A second MemPops store will be opening in August in the Crosstown Concourse.
Come to these chic ice cream joints to cool off,
stay for something new
Story by Erica Horton | Photos by Casey Hilder
Area 51 Ice Cream
Area 51 Ice Cream went from an idea to reality in 10 weeks. Co-Owners Karin and Steve Cubbage are the husband and wife duo running the three-year-old shop, which offers 12 flavors daily including a sorbet.
From cookies and cream to lemon ice-box, customers try some of what Karin Cubbage calls, “approachable,” flavors and some, “out-of-the-box flavors.”
One of their most popular is Cedar Hill Blackberry Goat Cheese. Cedar Hill is where the family gets their blackberries from and the flavor is a goat cheese ice cream with blackberry swirled in.
“The first summer that we did it, it was interesting to get people to try it and lot of people made a little face, but then it just took off,” Cubbage says. “Now there is not a day that goes by that someone doesn’t come in, even in the dead of winter, and ask, ‘do you guys have any blackberry goat cheese?’”

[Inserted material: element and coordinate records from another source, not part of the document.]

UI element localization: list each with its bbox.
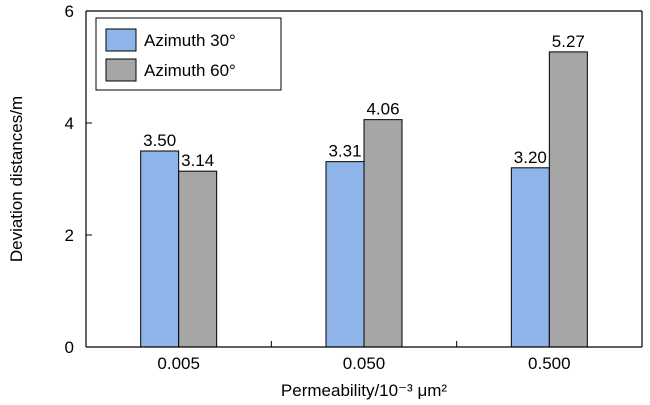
y-tick-label-2: 2 [65,226,74,245]
data-label-1-3: 3.20 [514,148,547,167]
bar-1-1 [140,150,180,348]
data-label-2-1: 3.14 [181,151,214,170]
y-tick-label-3: 4 [65,114,74,133]
data-label-1-2: 3.31 [328,142,361,161]
plot-area: 3.50 3.14 0.005 3.31 4.06 0.050 3.20 5.27 0.500 0… [65,2,643,373]
legend: Azimuth 30° Azimuth 60° [95,17,282,91]
legend-label-2: Azimuth 60° [144,61,236,80]
y-tick-label-1: 0 [65,338,74,357]
x-axis-title: Permeability/10⁻³ μm² [281,381,447,400]
legend-swatch-1 [105,28,137,52]
bar-1-2 [325,161,365,348]
data-label-2-3: 5.27 [552,32,585,51]
bar-1-3 [510,167,550,348]
legend-label-1: Azimuth 30° [144,31,236,50]
x-tick-label-1: 0.005 [157,354,200,373]
y-tick-label-4: 6 [65,2,74,21]
bar-2-3 [548,51,588,348]
data-label-2-2: 4.06 [366,100,399,119]
y-axis-title: Deviation distances/m [7,96,26,262]
bar-2-2 [363,119,403,348]
legend-swatch-2 [105,58,137,82]
x-tick-label-2: 0.050 [343,354,386,373]
data-label-1-1: 3.50 [143,131,176,150]
x-tick-label-3: 0.500 [528,354,571,373]
bar-2-1 [178,170,218,348]
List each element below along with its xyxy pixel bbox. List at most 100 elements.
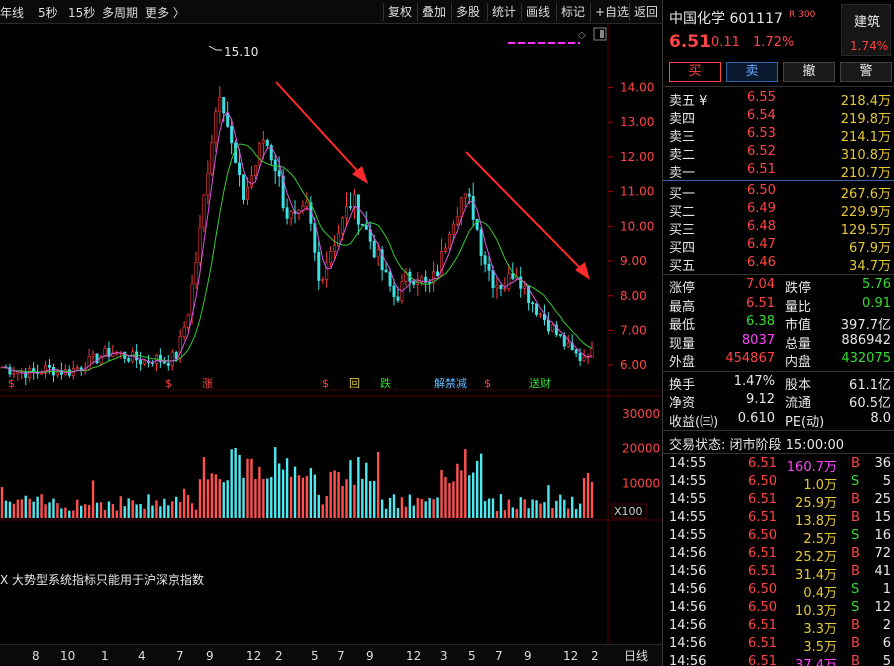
event-marker[interactable]: $ bbox=[322, 377, 329, 390]
volume-bar bbox=[12, 503, 16, 518]
bid-row[interactable]: 买一 6.50 267.6万 bbox=[663, 182, 894, 202]
book-mid-separator bbox=[663, 180, 894, 181]
bid-row[interactable]: 买四 6.47 67.9万 bbox=[663, 236, 894, 256]
volume-bar bbox=[475, 460, 479, 518]
time-tick-label: 12 bbox=[563, 649, 578, 663]
stat-label: 最高 bbox=[669, 299, 696, 315]
volume-bar bbox=[40, 494, 43, 518]
fundamental-label: PE(动) bbox=[785, 414, 825, 430]
volume-bar bbox=[551, 507, 554, 518]
sell-button[interactable]: 卖 bbox=[726, 62, 778, 82]
stats-button[interactable]: 统计 bbox=[487, 3, 516, 21]
candle-body bbox=[364, 225, 368, 230]
stat-value: 0.91 bbox=[862, 295, 891, 311]
candle-body bbox=[372, 240, 376, 258]
candle-body bbox=[503, 288, 507, 290]
stat-label: 跌停 bbox=[785, 281, 812, 296]
back-button[interactable]: 返回 bbox=[629, 3, 658, 21]
event-marker[interactable]: $ bbox=[484, 377, 491, 390]
ask-price: 6.55 bbox=[747, 90, 776, 105]
volume-bar bbox=[242, 477, 245, 518]
fundamental-value: 9.12 bbox=[746, 392, 775, 407]
window-toggle-icon[interactable] bbox=[593, 27, 607, 41]
ask-row[interactable]: 卖五 ¥ 6.55 218.4万 bbox=[663, 89, 894, 109]
tick-time: 14:55 bbox=[669, 456, 707, 471]
candle-body bbox=[578, 352, 582, 361]
buy-button[interactable]: 买 bbox=[669, 62, 721, 82]
volume-bar bbox=[499, 494, 503, 518]
tick-count: 5 bbox=[882, 474, 891, 489]
candle-body bbox=[360, 223, 364, 226]
volume-bar bbox=[151, 505, 154, 518]
candle-body bbox=[95, 353, 99, 364]
draw-line-button[interactable]: 画线 bbox=[521, 3, 550, 21]
ask-row[interactable]: 卖二 6.52 310.8万 bbox=[663, 143, 894, 163]
kline-chart[interactable]: 14.00 13.00 12.00 11.00 10.00 9.00 8.00 7.00 6.0… bbox=[0, 24, 662, 644]
sector-box[interactable]: 建筑 1.74% bbox=[841, 4, 891, 56]
volume-bar bbox=[238, 454, 241, 518]
candle-body bbox=[459, 197, 463, 218]
volume-bar bbox=[226, 480, 229, 518]
period-15s[interactable]: 15秒 bbox=[68, 6, 96, 20]
event-marker[interactable]: 回 bbox=[349, 377, 360, 390]
candle-series bbox=[0, 86, 594, 386]
overlay-button[interactable]: 叠加 bbox=[417, 3, 446, 21]
ma-line-magenta bbox=[1, 111, 593, 375]
volume-bar bbox=[341, 485, 344, 518]
event-marker[interactable]: 涨 bbox=[202, 377, 213, 390]
ask-row[interactable]: 卖三 6.53 214.1万 bbox=[663, 125, 894, 145]
period-5s[interactable]: 5秒 bbox=[38, 6, 58, 20]
candle-body bbox=[246, 186, 250, 200]
volume-bar bbox=[24, 495, 27, 518]
diamond-icon[interactable]: ◇ bbox=[578, 30, 586, 41]
candle-body bbox=[253, 165, 257, 176]
quote-panel: 中国化学 601117 R 300 建筑 1.74% 6.51 0.11 1.7… bbox=[662, 0, 894, 666]
volume-bar bbox=[333, 470, 336, 518]
adjust-button[interactable]: 复权 bbox=[383, 3, 412, 21]
period-label[interactable]: 日线 bbox=[624, 649, 648, 663]
candle-body bbox=[210, 142, 214, 174]
cancel-order-button[interactable]: 撤 bbox=[783, 62, 835, 82]
volume-bar bbox=[523, 499, 526, 518]
bid-row[interactable]: 买二 6.49 229.9万 bbox=[663, 200, 894, 220]
tick-volume: 2.5万 bbox=[803, 532, 837, 547]
candle-body bbox=[261, 139, 265, 144]
candle-body bbox=[8, 367, 12, 375]
kline-chart-area[interactable]: 14.00 13.00 12.00 11.00 10.00 9.00 8.00 7.00 6.0… bbox=[0, 24, 662, 644]
alert-button[interactable]: 警 bbox=[840, 62, 892, 82]
ask-price: 6.53 bbox=[747, 126, 776, 141]
volume-bar bbox=[76, 499, 79, 518]
fundamental-row: 净资 9.12 流通 60.5亿 bbox=[663, 391, 894, 411]
volume-bar bbox=[95, 502, 99, 518]
add-favorite-button[interactable]: +自选 bbox=[590, 3, 629, 21]
volume-bar bbox=[32, 501, 35, 518]
tick-side: S bbox=[851, 600, 860, 615]
event-marker[interactable]: 解禁减 bbox=[434, 376, 467, 390]
bid-row[interactable]: 买五 6.46 34.7万 bbox=[663, 254, 894, 274]
bid-price: 6.46 bbox=[747, 255, 776, 270]
event-marker[interactable]: 送财 bbox=[529, 376, 551, 390]
volume-bar bbox=[361, 478, 364, 518]
mark-button[interactable]: 标记 bbox=[556, 3, 585, 21]
stat-row: 外盘 454867 内盘 432075 bbox=[663, 350, 894, 370]
multi-stock-button[interactable]: 多股 bbox=[451, 3, 480, 21]
period-year[interactable]: 年线 bbox=[0, 6, 25, 20]
candle-body bbox=[218, 96, 222, 113]
volume-bar bbox=[345, 479, 348, 518]
bid-label: 买三 bbox=[669, 223, 696, 238]
volume-bar bbox=[52, 498, 55, 518]
volume-bar bbox=[274, 447, 277, 518]
bid-row[interactable]: 买三 6.48 129.5万 bbox=[663, 218, 894, 238]
volume-bar bbox=[182, 488, 186, 518]
ask-row[interactable]: 卖四 6.54 219.8万 bbox=[663, 107, 894, 127]
period-multi[interactable]: 多周期 bbox=[102, 6, 139, 20]
tick-price: 6.51 bbox=[748, 564, 777, 579]
ask-row[interactable]: 卖一 6.51 210.7万 bbox=[663, 161, 894, 181]
volume-bar bbox=[91, 480, 95, 518]
period-more[interactable]: 更多 〉 bbox=[145, 6, 185, 20]
volume-bar bbox=[202, 457, 206, 518]
event-marker[interactable]: $ bbox=[165, 377, 172, 390]
event-marker[interactable]: $ bbox=[8, 377, 15, 390]
tick-time: 14:56 bbox=[669, 546, 707, 561]
event-marker[interactable]: 跌 bbox=[380, 376, 391, 390]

Customers come from all over the country to taste Cedar Hill Blackberry Goat Cheese, which has made national lists. However, the signature flavor is only available when blackberries are in season, which is June. Cubbage says they sold 200 gallons of the flavor this year.
An 18-year food industry veteran, Karin says the decision to open an ice-cream store in May 2014 was easy. Now she, her husband, and three of their five children make small-batch artisan ice creams using all fresh fruits and local ingredients.
Located at 117 W Commerce St in Hernando, Miss., Area 51 is open Tuesday through Thursday from noon to 9 p.m., Friday through Saturday from noon to 10 p.m. and Sunday from 2 p.m. to 8 p.m.
Cubbage says she has loved ice cream since she was a child and has memories of her father making it in the park.
“I wanted something where I would have a lot of control over the finished product, where the customer can taste it and make sure they love it first. I like that idea of people knowing what they’re getting before they have to choose,” she says. “I like that ice cream is a blank canvas because you can do anything you want with it. You start off with simple cream and milk and you go from there.”
She has almost 200 flavors now, including a book of flavor ideas that she has yet to create.
There are flavors like Saigon Cinnamon Snicker Doodle (it’s a cookie cloud in your mouth) and Bourbon Butter Pecan. The chocolate chips in the Mint Chocolate Chip is made with two different kinds of Dutch chocolate. Area 51 does gives light nods to space ships and some loyal customers hide aliens all over the shop for the owners to find.
There is a signature shake called the Roswell. Named after the alleged crash of a UFO on a ranch in Roswell, New Mexico in the 1940s, the Roswell is a scoop of lemon ice-box ice cream made by steeping lemon zest in cream and milk overnight. The mixture is strained the next day and the Cubbages squeeze the lemons and make a syrup out of the fresh lemon juice so that it’s, “real light and airy.” It’s then mixed with Orange Crush and grenadine.
A second location for Area 51 is under construction at Crosstown Concourse in Memphis, Tenn. and will be open in August.